Tennis elbow, or lateral epicondylitis, is a painful condition of the elbow caused by overuse. Not surprisingly, playing tennis or other racquet sports can cause this condition. However, several other sports and activities can also put you at risk.

Lateral epicondylitis, or tennis elbow, involves the muscles and tendons of your forearm. Your forearm muscles extend your wrist and fingers. Your forearm tendons — often called extensors — attach the muscles to bone. They attach on the lateral epicondyle. The tendon usually involved in tennis elbow is called the Extensor Carpi Radialis Brevis (ECRB).

Causes

Overuse:  When the ECRB is weakened from overuse, microscopic tears form in the tendon where it attaches to the lateral epicondyle. This leads to inflammation and pain.

Activities: Athletes are not the only people who get tennis elbow. Many people with tennis elbow participate in work or recreational activities that require repetitive and vigorous use of the forearm muscle. Painters, plumbers, and carpenters are particularly prone to developing tennis elbow.

Age: Most people who get tennis elbow are between the ages of 30 and 50, although anyone can get tennis elbow if they have the risk factors.

Unknown: Lateral epicondylitis can occur without any recognized repetitive injury. This occurrence is called “insidious” or of an unknown cause.

Symptoms

The symptoms of tennis elbow develop gradually. There is usually no specific injury associated with the start of symptoms.

Common signs and symptoms of tennis elbow include:

  • Pain or burning on the outer part of your elbow
  • Weak grip strength

 
The symptoms are often worsened with forearm activity.
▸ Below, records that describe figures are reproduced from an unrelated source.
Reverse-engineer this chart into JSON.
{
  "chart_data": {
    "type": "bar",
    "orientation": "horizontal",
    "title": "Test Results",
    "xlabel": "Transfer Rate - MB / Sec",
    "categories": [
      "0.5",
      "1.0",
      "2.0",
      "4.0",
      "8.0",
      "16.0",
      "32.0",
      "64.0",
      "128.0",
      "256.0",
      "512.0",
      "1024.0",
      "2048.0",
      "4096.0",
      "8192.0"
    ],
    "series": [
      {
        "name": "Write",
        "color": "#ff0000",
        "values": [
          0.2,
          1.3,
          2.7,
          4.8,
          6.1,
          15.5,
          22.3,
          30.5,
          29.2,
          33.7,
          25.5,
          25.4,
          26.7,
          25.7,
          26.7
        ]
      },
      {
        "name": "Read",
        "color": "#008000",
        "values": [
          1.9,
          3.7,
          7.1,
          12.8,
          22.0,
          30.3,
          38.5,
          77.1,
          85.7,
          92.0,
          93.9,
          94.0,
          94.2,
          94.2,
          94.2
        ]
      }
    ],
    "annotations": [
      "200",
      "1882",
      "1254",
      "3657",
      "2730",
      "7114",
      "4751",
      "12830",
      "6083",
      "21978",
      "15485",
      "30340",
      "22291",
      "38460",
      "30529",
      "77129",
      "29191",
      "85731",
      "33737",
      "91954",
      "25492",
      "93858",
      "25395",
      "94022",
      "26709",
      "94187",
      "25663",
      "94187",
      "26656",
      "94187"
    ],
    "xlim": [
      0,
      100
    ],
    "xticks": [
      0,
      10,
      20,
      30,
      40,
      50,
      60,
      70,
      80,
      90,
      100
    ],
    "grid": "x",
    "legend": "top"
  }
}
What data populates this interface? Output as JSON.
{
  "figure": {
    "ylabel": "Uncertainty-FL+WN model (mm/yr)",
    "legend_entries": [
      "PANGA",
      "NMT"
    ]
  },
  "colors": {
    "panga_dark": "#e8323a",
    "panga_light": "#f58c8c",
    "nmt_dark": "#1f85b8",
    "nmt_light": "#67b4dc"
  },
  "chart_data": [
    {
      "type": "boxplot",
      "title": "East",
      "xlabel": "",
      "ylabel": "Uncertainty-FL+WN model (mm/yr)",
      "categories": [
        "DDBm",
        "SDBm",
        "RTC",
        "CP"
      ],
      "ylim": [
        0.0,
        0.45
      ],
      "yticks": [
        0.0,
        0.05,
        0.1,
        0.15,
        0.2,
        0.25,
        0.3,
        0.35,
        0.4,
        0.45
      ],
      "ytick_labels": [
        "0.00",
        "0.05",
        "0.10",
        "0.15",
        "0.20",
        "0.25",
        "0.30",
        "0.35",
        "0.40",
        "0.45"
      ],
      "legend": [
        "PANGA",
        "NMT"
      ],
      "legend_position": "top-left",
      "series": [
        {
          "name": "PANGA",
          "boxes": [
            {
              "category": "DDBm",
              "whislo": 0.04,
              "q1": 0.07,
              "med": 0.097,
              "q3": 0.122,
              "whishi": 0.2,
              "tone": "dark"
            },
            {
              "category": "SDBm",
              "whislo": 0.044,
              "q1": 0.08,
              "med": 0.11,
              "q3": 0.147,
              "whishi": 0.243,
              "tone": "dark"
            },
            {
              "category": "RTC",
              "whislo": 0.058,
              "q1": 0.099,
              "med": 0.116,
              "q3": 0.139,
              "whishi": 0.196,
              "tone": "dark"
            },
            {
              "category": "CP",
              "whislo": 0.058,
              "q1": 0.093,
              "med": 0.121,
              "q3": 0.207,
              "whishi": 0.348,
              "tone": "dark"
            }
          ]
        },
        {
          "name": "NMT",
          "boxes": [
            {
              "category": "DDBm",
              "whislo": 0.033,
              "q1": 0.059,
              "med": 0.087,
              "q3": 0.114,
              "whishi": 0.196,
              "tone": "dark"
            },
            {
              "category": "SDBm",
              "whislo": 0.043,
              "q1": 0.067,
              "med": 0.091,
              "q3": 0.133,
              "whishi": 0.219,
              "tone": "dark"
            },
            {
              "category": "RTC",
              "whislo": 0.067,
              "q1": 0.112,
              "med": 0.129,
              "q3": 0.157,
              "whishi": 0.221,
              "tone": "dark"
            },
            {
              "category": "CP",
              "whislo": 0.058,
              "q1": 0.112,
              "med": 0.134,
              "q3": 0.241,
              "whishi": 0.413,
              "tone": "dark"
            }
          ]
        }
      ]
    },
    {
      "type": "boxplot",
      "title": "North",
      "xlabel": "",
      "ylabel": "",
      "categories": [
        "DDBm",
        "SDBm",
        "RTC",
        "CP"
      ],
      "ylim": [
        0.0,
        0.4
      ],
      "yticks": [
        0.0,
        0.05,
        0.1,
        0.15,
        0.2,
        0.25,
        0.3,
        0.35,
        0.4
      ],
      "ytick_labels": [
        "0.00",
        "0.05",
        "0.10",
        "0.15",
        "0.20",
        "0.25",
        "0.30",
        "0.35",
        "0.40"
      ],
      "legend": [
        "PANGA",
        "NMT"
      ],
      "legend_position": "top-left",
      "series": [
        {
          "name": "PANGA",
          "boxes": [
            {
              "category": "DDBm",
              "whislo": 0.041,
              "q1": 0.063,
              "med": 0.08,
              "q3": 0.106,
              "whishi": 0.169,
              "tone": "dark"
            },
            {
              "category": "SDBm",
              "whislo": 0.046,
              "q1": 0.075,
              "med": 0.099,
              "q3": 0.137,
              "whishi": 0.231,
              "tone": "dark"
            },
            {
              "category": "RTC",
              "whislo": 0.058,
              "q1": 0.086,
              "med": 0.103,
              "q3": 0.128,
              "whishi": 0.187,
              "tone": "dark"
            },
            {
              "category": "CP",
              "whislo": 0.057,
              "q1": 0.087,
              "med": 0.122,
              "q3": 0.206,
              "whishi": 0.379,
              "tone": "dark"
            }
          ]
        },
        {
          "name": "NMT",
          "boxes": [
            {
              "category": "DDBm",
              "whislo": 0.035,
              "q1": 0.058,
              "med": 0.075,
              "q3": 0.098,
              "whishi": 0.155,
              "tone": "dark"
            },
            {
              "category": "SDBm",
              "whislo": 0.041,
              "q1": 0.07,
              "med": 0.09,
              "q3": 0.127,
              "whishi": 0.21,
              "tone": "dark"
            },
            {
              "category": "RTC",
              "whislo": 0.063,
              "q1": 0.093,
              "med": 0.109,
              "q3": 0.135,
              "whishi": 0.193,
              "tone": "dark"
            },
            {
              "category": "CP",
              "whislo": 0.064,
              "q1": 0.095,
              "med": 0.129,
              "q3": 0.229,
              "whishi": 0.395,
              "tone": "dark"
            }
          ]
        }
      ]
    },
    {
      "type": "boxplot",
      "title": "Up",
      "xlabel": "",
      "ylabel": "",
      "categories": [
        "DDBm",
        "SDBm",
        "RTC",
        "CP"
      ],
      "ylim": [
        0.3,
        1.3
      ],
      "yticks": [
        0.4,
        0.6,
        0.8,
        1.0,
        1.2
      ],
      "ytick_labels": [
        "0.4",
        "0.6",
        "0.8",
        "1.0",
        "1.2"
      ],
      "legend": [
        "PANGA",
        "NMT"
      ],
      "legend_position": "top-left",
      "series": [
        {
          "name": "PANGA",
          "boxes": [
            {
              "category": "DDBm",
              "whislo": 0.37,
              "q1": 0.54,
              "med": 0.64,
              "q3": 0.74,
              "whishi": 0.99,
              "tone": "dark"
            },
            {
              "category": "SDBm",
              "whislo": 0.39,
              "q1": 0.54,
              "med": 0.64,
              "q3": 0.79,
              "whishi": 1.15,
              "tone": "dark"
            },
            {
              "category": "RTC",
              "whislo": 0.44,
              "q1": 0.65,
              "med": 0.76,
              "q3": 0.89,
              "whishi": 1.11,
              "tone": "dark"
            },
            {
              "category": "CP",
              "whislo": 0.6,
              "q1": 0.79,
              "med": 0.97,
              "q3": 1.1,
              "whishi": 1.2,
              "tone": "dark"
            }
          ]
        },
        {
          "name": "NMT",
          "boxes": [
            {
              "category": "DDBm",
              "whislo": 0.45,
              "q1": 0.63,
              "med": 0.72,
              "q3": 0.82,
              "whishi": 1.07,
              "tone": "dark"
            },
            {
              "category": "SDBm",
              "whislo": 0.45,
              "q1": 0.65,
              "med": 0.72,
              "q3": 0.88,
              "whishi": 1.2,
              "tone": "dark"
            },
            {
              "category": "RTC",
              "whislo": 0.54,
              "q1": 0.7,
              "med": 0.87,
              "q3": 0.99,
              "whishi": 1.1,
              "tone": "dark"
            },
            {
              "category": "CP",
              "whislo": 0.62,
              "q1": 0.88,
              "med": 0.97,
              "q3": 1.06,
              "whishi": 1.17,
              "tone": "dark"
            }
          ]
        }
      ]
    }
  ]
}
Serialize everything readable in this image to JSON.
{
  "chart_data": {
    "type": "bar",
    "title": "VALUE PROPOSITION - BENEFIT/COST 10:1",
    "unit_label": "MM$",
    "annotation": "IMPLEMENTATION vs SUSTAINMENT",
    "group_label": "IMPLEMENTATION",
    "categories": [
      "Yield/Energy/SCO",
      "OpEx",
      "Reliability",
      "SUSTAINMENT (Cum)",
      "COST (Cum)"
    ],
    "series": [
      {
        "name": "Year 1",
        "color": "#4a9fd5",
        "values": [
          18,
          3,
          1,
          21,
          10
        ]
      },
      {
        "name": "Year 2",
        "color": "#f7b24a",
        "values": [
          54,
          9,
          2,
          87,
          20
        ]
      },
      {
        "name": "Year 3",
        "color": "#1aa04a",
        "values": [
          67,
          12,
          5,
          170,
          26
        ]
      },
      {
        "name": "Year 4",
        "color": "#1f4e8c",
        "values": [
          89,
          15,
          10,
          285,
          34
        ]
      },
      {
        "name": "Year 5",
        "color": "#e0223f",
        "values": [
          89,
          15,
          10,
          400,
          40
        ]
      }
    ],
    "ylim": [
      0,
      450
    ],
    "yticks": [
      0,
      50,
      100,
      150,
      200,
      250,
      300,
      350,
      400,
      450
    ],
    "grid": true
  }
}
Your dominant arm is most often affected; however both arms can be affected.

Treatment
  • Non-surgical treatment
  • Approximately 80% to 95% of patients have success with nonsurgical treatment.
Rest
  • Non-steroidal anti-inflammatory medicines.
  • Physical therapy
  • Arm brace
  • Steroid injections
Surgical treatment

If your symptoms do not respond after 6 to 12 months of nonsurgical treatments, your doctor may recommend surgery.

Most surgical procedures for tennis elbow involve removing diseased muscle and reattaching healthy muscle back to bone.

Open surgery: The most common approach to tennis elbow repair is open surgery. This involves making an incision over the elbow. Open surgery is usually performed as an outpatient surgery. It rarely requires an overnight stay at the hospital.

Arthroscopic surgery: Tennis elbow can also be repaired using miniature instruments and small incisions. Like open surgery, this is a same-day or outpatient procedure.

New developments

Platelet-rich plasma (PRP) is currently being investigated for its effectiveness in speeding the healing of a variety of tendon injuries. PRP is a preparation developed from a patient’s own blood. It contains a high concentration of proteins called growth factors that are very important in the healing of injuries.

Current research on PRP and lateral epicondylitis is very promising. However, this method is still under investigation and more research is necessary to fully prove PRP’s effectiveness.